The government accomplished at least one thing Tuesday: It released a new $100 bill!

Okay, so maybe it has taken Uncle Sam more than three years to debut the new Benjamins. And maybe the printing got messed up twice, leaving some bills with blank spots and others with reportedly too much ink. (Those had to be destroyed.)

But the new $100 bill is here, with fancy new security features, such as an image of the Liberty Bell that appears in an inkwell and a 3D blue motion strip down the center.

Here are some more interesting facts about our favorite greenback:

■About $900 billion worth of $100 bills is in circulation, and about half to two-thirds of it is held overseas. The Federal Reserve is overseeing the introduction of the new bill and targeting much of its messaging to foreign countries. Judging from the list of languages that the Fed’s marketing materials are translated into, major holders of hundreds include Azerbaijan, Russia, Vietnam, Indonesia and Korea.

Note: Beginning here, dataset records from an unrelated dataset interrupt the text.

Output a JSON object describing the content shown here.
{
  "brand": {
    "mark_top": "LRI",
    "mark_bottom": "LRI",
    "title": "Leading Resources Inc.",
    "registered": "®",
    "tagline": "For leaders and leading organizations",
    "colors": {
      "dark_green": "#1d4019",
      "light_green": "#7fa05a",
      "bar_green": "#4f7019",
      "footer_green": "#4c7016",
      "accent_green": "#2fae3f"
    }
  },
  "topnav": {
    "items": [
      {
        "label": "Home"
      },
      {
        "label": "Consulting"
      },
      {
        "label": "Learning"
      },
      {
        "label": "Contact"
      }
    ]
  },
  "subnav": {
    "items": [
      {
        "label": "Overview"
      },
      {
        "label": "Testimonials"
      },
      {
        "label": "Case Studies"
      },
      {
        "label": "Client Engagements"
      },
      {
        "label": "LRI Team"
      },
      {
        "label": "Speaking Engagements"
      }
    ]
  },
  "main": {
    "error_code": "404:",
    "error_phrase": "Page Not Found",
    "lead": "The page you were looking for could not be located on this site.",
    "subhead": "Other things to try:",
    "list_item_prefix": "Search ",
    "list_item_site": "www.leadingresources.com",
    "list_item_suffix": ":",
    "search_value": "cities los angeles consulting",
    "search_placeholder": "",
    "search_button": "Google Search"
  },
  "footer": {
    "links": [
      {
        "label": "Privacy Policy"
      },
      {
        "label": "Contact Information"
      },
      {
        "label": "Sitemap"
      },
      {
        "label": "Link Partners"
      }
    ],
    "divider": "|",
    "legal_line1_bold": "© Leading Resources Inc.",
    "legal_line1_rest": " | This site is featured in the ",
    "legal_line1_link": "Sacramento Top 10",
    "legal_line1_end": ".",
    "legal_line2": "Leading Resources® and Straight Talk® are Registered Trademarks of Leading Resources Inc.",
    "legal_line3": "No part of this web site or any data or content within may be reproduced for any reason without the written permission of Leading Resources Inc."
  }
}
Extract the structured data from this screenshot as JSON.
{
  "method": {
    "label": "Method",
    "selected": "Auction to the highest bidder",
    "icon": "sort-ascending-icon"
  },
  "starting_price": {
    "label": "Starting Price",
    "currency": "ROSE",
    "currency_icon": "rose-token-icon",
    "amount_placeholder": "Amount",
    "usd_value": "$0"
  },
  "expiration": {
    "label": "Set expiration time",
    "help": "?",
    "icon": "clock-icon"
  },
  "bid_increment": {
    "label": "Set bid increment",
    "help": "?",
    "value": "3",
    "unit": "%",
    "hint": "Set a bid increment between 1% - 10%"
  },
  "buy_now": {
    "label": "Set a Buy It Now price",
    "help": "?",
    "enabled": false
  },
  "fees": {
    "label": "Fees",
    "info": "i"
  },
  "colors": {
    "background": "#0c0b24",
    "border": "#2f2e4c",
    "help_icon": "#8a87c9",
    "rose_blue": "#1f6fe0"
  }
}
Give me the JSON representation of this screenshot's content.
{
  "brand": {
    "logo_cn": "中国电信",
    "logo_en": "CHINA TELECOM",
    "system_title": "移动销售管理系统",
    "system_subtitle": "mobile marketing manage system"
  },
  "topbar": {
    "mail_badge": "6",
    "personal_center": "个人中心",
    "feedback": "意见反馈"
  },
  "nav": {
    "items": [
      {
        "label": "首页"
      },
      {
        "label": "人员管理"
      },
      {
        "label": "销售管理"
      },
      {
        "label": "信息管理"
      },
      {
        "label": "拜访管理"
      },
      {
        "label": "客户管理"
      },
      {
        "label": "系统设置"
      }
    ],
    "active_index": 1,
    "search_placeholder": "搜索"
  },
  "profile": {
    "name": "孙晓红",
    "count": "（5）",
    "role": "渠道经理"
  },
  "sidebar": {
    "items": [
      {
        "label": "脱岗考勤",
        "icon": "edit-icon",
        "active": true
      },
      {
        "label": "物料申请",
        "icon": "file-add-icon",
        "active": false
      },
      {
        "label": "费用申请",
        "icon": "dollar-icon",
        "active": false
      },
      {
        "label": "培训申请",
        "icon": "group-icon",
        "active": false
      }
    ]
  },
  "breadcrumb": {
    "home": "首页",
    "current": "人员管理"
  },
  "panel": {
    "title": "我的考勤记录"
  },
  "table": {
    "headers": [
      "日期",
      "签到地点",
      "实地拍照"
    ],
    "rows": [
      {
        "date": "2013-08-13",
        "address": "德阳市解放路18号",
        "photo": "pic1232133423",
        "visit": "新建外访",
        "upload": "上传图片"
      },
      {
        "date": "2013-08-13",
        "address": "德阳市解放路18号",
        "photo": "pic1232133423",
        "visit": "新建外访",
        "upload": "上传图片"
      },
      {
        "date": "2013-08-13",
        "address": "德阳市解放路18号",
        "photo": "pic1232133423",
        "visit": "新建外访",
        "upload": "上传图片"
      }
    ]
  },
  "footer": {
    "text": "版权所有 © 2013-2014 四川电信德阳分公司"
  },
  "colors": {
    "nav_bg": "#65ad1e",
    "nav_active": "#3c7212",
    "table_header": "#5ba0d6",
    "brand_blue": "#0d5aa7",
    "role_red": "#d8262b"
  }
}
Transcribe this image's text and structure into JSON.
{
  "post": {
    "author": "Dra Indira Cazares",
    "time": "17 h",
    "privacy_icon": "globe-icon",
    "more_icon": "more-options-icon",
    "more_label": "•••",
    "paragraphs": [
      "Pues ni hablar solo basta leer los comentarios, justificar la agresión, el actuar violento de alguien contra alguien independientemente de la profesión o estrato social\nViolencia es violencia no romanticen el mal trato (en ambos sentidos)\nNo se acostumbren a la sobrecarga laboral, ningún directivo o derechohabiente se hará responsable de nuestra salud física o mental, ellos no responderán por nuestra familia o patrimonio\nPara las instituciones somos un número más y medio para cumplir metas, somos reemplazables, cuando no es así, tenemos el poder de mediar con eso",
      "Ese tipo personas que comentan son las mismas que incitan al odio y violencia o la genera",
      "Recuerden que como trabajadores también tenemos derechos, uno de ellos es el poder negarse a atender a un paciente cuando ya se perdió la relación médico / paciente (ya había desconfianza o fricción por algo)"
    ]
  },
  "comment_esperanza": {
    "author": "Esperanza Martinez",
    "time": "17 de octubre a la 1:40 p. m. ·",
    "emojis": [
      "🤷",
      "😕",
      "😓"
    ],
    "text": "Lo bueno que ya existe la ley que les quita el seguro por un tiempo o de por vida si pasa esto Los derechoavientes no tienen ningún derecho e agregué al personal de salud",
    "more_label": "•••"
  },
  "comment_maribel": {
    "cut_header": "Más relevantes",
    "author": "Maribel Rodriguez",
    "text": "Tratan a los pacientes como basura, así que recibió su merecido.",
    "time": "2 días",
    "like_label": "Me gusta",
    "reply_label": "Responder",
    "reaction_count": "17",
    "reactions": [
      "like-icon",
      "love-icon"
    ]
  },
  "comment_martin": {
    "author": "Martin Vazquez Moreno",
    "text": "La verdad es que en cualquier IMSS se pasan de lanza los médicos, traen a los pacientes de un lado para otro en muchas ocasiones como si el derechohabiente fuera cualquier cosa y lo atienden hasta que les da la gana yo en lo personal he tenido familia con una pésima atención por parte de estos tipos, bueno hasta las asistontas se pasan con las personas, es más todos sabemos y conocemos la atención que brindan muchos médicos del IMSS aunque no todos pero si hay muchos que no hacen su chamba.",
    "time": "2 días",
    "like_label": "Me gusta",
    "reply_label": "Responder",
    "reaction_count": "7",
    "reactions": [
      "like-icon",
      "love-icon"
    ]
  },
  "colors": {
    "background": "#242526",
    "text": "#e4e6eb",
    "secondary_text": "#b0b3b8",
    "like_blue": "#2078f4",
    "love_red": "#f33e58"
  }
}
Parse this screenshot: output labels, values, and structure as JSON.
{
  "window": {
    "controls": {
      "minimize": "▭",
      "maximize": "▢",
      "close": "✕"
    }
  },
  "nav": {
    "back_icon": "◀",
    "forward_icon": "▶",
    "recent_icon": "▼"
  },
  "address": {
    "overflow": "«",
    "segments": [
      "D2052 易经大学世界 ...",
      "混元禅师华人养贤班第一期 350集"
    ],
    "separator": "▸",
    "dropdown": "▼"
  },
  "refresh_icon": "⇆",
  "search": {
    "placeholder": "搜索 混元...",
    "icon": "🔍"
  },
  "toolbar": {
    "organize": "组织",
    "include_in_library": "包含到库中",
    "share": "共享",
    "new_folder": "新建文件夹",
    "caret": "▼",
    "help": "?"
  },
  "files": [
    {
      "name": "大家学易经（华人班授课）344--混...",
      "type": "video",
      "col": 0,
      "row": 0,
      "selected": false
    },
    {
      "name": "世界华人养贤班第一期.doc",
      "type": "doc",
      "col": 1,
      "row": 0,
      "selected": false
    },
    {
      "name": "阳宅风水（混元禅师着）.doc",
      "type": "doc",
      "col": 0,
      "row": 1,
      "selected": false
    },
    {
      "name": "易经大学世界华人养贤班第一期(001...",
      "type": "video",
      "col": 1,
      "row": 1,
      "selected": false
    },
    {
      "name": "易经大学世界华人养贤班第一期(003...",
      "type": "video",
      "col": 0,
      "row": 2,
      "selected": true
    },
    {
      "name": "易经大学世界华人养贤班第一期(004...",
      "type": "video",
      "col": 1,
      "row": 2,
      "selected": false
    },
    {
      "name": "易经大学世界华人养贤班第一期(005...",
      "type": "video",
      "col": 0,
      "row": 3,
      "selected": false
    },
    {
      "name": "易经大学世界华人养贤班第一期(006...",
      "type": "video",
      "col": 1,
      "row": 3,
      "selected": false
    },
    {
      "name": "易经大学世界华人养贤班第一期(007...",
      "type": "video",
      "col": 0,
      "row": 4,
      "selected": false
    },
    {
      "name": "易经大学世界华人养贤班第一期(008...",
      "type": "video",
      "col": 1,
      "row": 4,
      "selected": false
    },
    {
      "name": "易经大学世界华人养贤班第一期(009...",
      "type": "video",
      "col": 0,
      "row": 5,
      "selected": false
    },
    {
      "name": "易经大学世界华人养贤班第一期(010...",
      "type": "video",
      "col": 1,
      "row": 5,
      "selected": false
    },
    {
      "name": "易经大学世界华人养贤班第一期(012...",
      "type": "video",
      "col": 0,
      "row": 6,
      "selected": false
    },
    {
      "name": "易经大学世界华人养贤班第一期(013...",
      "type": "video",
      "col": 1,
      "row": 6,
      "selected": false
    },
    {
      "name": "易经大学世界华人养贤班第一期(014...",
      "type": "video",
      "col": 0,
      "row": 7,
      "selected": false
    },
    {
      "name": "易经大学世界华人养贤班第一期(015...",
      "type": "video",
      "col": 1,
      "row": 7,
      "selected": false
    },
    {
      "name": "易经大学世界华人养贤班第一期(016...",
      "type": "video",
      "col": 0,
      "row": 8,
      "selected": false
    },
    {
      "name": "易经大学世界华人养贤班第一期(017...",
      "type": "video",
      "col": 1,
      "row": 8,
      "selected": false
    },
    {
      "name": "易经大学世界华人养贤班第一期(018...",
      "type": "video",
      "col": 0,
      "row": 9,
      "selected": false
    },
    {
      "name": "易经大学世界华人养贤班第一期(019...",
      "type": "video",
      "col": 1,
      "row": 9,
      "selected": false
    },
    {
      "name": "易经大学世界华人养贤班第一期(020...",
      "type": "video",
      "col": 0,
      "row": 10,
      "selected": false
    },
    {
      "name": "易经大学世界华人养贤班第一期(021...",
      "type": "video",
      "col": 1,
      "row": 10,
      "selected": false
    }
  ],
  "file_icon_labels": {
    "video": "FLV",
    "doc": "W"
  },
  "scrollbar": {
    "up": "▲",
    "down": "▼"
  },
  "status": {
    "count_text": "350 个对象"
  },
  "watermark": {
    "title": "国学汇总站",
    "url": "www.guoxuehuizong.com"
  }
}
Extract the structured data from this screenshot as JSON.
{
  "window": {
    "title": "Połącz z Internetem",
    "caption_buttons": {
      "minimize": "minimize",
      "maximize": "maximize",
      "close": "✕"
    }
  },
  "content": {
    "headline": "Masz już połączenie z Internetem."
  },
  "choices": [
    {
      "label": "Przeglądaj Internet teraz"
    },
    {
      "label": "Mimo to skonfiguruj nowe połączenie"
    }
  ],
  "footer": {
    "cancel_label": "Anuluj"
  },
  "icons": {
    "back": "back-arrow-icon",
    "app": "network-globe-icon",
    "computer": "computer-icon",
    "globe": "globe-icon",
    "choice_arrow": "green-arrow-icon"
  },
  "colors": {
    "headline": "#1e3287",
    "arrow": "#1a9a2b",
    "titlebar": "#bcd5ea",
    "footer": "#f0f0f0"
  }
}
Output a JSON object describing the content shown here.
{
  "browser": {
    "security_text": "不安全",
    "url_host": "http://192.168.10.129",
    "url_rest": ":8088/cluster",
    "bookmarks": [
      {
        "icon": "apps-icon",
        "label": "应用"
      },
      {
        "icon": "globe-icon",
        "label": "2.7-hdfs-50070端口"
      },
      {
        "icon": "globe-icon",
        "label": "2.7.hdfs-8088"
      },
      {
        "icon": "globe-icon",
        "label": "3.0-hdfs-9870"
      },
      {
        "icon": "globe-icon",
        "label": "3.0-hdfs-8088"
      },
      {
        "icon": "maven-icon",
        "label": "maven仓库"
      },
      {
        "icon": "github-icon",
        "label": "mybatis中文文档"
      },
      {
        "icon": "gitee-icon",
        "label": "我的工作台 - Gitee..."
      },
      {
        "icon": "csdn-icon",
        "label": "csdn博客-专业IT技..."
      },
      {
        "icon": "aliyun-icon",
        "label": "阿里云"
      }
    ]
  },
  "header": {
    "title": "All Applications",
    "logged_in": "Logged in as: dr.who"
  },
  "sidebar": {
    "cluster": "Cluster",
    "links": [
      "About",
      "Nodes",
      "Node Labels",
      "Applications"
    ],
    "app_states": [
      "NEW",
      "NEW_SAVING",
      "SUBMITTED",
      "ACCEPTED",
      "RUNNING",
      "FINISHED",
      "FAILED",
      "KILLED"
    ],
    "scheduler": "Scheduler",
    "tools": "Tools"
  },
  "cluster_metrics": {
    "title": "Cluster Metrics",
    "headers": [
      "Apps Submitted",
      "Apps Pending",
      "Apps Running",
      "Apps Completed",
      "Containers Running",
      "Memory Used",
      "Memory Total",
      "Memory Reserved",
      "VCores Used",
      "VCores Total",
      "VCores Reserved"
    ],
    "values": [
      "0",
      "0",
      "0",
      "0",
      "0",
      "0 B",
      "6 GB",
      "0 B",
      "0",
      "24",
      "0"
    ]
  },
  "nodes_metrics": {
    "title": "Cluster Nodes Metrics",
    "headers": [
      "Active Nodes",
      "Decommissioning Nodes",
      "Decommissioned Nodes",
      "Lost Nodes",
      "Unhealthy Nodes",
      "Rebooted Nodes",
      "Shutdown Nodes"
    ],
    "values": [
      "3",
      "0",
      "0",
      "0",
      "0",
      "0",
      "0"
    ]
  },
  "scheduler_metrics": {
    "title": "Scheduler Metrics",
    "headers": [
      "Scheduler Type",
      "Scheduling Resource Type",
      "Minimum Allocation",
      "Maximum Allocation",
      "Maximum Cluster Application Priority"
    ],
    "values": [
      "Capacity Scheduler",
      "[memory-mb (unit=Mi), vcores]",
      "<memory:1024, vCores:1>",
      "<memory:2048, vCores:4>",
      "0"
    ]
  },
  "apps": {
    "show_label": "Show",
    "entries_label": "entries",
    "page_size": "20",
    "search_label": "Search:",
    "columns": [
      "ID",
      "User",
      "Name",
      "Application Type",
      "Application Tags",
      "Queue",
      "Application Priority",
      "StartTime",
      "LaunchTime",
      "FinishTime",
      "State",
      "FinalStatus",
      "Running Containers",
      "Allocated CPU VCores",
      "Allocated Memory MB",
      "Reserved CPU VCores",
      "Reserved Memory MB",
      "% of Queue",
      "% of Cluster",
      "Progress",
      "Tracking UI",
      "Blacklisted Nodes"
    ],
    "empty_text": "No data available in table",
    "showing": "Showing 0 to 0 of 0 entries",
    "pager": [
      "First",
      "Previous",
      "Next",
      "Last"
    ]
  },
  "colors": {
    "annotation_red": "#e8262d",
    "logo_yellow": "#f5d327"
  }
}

This bill has gone high-tech to fight fraud. Along with that color-changing bell in the inkwell, the paper cash depicts another optical illusion: a pattern of Liberty Bell icons that shifts into a pattern of “100” icons. There’s also a textured jacket for Mr. Franklin and a new view of Independence Hall.

■The Benjamin is the second banana to the Washington. There were 8.6 billion hundreds in circulation at the end of 2012. That makes them the second-most-circulated bill after the dollar. But the $100 bill is the fastest-growing: The number in circulation has quintupled over the past two decades.

■Currency is cyclical. The Fed has stockpiled 3.5 billion new $100 bills at its 28 Reserve Bank cash offices and is circulating them among the 9,000 banks the Fed does business with. The number of bills requested varies daily but tends to run in cycles. Demand spikes around Christmas and the Lunar New Year, for example, when consumers are looking for crisp bills to give as gifts.

■Hundred-dollar bills are built to last. The estimated “life span” of a $100 bill is 15 years, the longest of any denomination. The $10 bill has the shortest life span, clocking in at just 4.2 years. Still, money is made to endure: A regular piece of paper can be folded 400 times before it breaks, said Peter Hopkins, a consultant to Crane & Co., which makes the paper on which our currency is printed. A U.S. bill is designed to withstand 8,000 folds. Which brings us to . . .

■One company has provided the paper for the nation’s currency since 1879. That would be the aforementioned Crane & Co., based in Dalton, Mass. The company’s roots date back even further — to 1776, when Paul Revere was looking for a paper mill to help him issue notes to pay soldiers during the American Revolution. The name of paper mill owner Stephen Crane’s burgeoning business? The Liberty Paper Mill.

Brian Fung contributed to this report.